The Washington Post Co. yesterday joined other newspaper companies in reporting lower third-quarter profits.

The company earned $37.5 million ($3.14 a share) in the July-to-September period, a 16.2 percent decline from the $44.8 million ($3.50) profit in the same quarter a year ago. Sales increased a fraction to $348.7 million, from $346.3 million last year.

The decline in profits was driven largely by a relatively poor performance by The Washington Post newspaper, a reflection of weakening in the local economy. Ad volume at The Post fell almost 15 percent during the third quarter, continuing a yearlong falloff in which advertising is down 10.1 percent compared with the first nine months of 1989.

"As goes The Post, so goes The Post Co.," said Chuck Akre of Akre Capital Management, an Alexandria-based investment firm. Akre said the newspaper -- which contributes about half of the Post Co.'s profit and sales -- is feeling the effects of a shakeout among local retailers and slowing activity among local companies generally. The retail shakeout has cut advertising at The Post, he said, and the economic slowdown has pared help-wanted ads, typically among the most profitable forms of newspaper ads.

Richard D. Simmons, president of The Post Co., said the federal budget stalemate was also a factor in the quarter because retailers curbed their advertising out of fear of a furlough of government employees. "Once the budget impasse is resolved there will be some upturn in retail spending by advertisers, but there is nothing that leads me to be particularly ebullient" about the balance of the year, Simmons said.

Most major newspaper companies that have reported third-quarter earnings have announced a decline in profits, including Gannett Co. (down 4.5 percent), Dow Jones & Co. (off 17.3 percent) and New York Times Co. (down 95.6 percent). In response, newspaper companies have embarked on an array of cost-cutting measures. The Post plans to hold down costs by not increasing its staff or expenses and by reducing space in some weekly sections.

At The Post Co., net income has declined in each of the first three quarters of 1990. In the first nine months, The Post Co.'s profit was off 9.7 percent, from $146.8 million ($11.44) last year to $132.5 million ($10.90). Sales were up 1 percent to $1.1 billion.

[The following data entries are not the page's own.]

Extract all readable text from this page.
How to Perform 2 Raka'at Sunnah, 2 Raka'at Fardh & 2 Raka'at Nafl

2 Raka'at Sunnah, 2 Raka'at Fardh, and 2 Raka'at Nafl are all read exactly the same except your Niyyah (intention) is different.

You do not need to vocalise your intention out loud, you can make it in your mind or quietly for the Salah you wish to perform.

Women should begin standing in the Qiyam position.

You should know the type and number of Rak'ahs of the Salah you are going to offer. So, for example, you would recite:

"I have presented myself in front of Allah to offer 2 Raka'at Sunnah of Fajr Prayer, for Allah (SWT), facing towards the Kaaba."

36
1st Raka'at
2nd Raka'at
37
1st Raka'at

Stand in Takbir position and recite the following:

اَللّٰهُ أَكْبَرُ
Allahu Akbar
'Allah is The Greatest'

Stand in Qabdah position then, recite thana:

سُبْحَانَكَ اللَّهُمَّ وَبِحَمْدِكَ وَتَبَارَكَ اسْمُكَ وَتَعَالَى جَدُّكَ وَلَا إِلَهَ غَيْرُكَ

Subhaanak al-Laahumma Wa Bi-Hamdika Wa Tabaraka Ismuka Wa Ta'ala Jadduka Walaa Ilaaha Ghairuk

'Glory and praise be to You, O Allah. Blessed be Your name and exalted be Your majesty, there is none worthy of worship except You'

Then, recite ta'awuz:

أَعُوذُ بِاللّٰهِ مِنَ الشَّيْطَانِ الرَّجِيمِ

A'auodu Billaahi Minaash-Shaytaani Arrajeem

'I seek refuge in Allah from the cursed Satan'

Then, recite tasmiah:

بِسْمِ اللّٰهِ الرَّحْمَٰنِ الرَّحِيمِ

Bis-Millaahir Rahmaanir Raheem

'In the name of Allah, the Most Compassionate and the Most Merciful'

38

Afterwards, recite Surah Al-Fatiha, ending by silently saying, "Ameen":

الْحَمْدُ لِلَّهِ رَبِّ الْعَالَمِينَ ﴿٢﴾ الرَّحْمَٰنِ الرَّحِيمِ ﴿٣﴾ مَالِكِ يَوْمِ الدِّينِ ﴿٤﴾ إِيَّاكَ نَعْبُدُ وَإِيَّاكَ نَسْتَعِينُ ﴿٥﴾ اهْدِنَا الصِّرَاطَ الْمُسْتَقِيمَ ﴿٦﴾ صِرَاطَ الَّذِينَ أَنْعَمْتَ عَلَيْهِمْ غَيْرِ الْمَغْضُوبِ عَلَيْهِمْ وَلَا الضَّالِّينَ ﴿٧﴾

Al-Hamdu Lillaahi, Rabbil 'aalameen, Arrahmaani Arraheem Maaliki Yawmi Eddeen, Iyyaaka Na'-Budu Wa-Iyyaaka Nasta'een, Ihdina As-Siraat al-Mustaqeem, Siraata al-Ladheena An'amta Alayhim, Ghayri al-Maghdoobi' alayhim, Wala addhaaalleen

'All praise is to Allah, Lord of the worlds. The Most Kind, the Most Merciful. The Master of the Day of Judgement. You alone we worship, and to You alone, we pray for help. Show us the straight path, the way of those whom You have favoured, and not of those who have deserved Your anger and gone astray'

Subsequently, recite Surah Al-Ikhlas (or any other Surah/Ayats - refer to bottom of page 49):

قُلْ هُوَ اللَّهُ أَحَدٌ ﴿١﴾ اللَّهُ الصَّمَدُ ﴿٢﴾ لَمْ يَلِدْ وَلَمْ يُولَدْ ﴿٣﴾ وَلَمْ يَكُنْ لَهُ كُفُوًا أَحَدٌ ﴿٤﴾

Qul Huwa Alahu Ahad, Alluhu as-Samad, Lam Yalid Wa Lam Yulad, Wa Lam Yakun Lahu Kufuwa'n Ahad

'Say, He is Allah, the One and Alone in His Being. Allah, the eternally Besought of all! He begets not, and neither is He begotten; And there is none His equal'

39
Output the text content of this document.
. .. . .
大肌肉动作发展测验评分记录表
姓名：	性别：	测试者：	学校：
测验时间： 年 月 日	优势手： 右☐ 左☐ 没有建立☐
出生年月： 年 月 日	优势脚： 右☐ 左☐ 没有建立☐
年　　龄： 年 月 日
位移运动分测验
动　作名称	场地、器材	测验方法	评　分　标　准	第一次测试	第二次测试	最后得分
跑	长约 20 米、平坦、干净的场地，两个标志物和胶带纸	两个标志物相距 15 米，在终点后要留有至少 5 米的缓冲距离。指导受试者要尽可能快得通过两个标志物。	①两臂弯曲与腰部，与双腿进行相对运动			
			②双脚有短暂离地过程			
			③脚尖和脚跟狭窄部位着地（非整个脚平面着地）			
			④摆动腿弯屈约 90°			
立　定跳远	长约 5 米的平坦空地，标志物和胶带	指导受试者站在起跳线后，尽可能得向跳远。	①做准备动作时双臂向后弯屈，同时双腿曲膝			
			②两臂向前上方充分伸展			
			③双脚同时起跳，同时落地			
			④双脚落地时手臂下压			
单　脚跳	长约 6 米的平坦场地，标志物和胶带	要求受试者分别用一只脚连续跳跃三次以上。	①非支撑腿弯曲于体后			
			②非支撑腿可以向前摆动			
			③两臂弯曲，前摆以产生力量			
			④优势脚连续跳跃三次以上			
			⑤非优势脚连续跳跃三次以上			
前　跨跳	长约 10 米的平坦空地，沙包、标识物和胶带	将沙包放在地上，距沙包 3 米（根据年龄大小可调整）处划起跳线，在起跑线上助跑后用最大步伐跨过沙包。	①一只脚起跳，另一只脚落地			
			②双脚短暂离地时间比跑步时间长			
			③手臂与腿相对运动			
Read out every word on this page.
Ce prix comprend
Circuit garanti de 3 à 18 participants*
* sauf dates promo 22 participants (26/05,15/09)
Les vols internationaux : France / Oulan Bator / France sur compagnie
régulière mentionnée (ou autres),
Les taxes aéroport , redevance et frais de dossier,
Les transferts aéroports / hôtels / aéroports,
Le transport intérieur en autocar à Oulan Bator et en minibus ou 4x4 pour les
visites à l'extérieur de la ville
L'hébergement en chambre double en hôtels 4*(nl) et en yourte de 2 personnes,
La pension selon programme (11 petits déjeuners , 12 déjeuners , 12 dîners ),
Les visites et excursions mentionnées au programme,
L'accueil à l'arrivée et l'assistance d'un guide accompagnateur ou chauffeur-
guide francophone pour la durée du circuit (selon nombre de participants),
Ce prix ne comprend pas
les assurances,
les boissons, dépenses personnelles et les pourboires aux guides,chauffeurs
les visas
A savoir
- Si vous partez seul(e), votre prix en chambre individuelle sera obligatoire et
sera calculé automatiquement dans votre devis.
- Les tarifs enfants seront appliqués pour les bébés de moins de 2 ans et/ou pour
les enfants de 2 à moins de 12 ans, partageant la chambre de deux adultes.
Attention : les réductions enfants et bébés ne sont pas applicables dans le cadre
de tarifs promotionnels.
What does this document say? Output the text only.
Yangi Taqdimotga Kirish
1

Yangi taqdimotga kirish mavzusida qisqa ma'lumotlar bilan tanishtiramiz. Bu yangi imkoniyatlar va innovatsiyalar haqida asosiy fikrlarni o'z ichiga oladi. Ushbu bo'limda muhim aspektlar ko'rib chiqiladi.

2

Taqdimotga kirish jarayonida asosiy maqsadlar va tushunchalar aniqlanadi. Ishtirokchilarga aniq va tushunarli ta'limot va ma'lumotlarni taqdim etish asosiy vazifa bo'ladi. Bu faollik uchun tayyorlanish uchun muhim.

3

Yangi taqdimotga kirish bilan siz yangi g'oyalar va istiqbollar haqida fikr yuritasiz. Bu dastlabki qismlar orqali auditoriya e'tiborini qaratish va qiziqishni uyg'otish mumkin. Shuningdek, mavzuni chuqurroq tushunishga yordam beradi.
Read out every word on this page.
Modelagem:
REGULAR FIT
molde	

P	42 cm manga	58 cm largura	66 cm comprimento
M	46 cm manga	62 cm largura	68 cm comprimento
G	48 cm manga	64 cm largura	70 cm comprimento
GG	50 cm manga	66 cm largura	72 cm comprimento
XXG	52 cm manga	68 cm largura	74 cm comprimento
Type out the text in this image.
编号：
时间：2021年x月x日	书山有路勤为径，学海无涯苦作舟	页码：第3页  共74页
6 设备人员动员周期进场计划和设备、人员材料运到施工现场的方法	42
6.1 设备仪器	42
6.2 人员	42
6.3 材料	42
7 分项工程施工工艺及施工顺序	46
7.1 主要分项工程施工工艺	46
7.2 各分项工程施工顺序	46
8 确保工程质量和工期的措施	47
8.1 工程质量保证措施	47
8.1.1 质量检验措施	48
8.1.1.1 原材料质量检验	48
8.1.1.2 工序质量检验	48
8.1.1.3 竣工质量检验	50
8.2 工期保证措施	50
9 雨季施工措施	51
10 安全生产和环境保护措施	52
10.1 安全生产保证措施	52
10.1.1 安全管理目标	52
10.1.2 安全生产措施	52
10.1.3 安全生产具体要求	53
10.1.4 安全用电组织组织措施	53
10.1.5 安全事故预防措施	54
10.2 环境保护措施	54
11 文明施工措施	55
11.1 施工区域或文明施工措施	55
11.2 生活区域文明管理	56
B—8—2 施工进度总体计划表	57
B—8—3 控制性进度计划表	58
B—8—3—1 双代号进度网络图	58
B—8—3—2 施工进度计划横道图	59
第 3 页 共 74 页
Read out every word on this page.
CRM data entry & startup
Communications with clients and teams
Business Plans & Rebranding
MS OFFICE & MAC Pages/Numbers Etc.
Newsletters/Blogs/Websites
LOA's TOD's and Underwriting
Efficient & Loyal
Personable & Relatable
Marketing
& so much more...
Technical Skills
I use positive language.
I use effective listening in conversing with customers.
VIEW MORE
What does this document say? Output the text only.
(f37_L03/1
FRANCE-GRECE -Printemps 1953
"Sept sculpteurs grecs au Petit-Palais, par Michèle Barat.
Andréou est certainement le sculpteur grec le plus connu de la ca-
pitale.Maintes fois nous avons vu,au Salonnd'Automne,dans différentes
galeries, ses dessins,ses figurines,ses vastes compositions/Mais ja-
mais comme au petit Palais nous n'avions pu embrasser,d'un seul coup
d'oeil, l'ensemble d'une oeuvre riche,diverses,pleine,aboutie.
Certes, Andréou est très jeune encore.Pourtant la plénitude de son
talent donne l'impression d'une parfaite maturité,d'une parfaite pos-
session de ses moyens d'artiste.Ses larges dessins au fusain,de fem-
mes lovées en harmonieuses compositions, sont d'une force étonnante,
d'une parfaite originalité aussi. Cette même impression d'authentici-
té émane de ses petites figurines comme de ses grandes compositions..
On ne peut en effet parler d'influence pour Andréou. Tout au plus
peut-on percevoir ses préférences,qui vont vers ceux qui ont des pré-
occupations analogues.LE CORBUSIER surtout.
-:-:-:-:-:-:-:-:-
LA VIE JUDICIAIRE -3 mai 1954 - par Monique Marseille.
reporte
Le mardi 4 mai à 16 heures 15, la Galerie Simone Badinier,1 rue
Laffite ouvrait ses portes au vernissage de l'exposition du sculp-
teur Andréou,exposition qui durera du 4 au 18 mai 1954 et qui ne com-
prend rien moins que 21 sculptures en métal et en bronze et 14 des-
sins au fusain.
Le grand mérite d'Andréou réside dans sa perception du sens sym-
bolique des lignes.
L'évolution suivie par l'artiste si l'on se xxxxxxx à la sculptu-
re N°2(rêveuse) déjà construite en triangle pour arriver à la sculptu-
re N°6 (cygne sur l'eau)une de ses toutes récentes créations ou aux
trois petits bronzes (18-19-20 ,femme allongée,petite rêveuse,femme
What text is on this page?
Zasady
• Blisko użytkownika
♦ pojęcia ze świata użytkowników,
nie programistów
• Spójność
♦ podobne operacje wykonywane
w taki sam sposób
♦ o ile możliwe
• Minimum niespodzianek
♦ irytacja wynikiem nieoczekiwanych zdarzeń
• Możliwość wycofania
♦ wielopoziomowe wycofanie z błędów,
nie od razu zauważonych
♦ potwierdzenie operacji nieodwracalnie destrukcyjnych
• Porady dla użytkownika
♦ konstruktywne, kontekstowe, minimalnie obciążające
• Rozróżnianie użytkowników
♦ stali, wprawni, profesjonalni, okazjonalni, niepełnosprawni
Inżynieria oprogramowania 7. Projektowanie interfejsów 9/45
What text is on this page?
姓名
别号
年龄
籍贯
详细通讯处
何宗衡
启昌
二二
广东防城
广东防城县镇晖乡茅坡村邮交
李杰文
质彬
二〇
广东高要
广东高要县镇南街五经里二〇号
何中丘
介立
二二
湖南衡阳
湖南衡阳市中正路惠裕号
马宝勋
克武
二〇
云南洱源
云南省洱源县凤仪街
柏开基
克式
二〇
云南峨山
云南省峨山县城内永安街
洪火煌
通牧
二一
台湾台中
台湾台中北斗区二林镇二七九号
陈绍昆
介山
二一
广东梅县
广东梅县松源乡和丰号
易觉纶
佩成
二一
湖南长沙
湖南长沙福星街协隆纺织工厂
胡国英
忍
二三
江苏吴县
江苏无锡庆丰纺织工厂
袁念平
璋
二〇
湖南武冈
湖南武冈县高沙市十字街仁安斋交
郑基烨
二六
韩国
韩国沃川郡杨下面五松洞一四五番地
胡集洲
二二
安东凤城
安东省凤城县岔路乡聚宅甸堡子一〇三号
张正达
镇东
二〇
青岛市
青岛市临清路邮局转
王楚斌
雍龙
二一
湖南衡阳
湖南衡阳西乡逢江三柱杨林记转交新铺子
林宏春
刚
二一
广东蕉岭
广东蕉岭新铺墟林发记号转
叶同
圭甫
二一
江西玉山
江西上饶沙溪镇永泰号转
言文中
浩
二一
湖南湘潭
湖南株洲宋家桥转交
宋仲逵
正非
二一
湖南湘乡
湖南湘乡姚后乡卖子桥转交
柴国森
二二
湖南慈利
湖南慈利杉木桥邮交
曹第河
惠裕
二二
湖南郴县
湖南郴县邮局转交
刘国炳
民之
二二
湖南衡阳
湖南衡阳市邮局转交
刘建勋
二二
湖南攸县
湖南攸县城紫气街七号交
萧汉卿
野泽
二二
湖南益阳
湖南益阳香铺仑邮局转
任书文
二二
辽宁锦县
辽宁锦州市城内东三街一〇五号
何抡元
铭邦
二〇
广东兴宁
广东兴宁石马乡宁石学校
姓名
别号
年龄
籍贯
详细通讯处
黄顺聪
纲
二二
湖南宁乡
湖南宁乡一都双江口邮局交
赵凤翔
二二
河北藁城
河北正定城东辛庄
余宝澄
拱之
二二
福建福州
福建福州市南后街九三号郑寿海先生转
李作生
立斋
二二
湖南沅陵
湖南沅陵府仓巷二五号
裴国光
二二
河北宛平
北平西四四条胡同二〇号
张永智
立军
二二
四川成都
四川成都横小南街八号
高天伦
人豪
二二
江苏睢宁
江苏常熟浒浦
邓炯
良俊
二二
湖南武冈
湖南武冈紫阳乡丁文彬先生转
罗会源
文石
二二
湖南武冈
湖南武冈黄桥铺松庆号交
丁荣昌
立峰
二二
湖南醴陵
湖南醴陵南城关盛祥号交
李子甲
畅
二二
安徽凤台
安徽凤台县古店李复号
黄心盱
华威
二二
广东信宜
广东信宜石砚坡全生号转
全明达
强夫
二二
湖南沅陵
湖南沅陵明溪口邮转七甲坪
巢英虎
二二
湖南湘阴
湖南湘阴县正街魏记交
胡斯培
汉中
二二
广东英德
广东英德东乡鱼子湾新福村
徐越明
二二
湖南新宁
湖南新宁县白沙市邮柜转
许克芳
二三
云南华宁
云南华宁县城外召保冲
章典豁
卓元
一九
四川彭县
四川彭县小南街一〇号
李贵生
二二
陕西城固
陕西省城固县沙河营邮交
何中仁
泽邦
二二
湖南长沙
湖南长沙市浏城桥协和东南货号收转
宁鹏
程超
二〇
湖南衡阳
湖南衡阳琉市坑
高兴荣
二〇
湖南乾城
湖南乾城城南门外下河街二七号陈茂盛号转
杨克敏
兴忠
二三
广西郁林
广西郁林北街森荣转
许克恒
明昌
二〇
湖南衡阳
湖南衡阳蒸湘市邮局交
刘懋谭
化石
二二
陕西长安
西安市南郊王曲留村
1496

In the third quarter, the company said revenue in its broadcast division was flat, while cable TV sales grew 14 percent and Newsweek magazine experienced a 7.4 percent increase.

The earnings report renewed the selling pressure on the company's publicly traded stock (a second class of non-trading stock is closely held by company Chairman Katharine Graham and her family). On the New York Stock Exchange, shares of The Post Co. closed yesterday at $184 a share, off $4.50. The close was the stock's lowest for the past 12 months and 41 percent off its all-time high of $311, reached last October.

The stock's decline since the beginning of the year, 35 percent, is roughly in line with newspaper and publishing stocks as a group, which have lost an average of 33 percent. However, the decline has been most pronounced in the past 45 days, with investors knocking almost 25 percent off the stock's market price.

Bob Coen, director of media forecasting for ad agency McCann-Erickson in New York, said he expected newspaper advertising to improve by the middle of next year. "It should get a little better by then," he said, "because how much worse could it be than it already is?"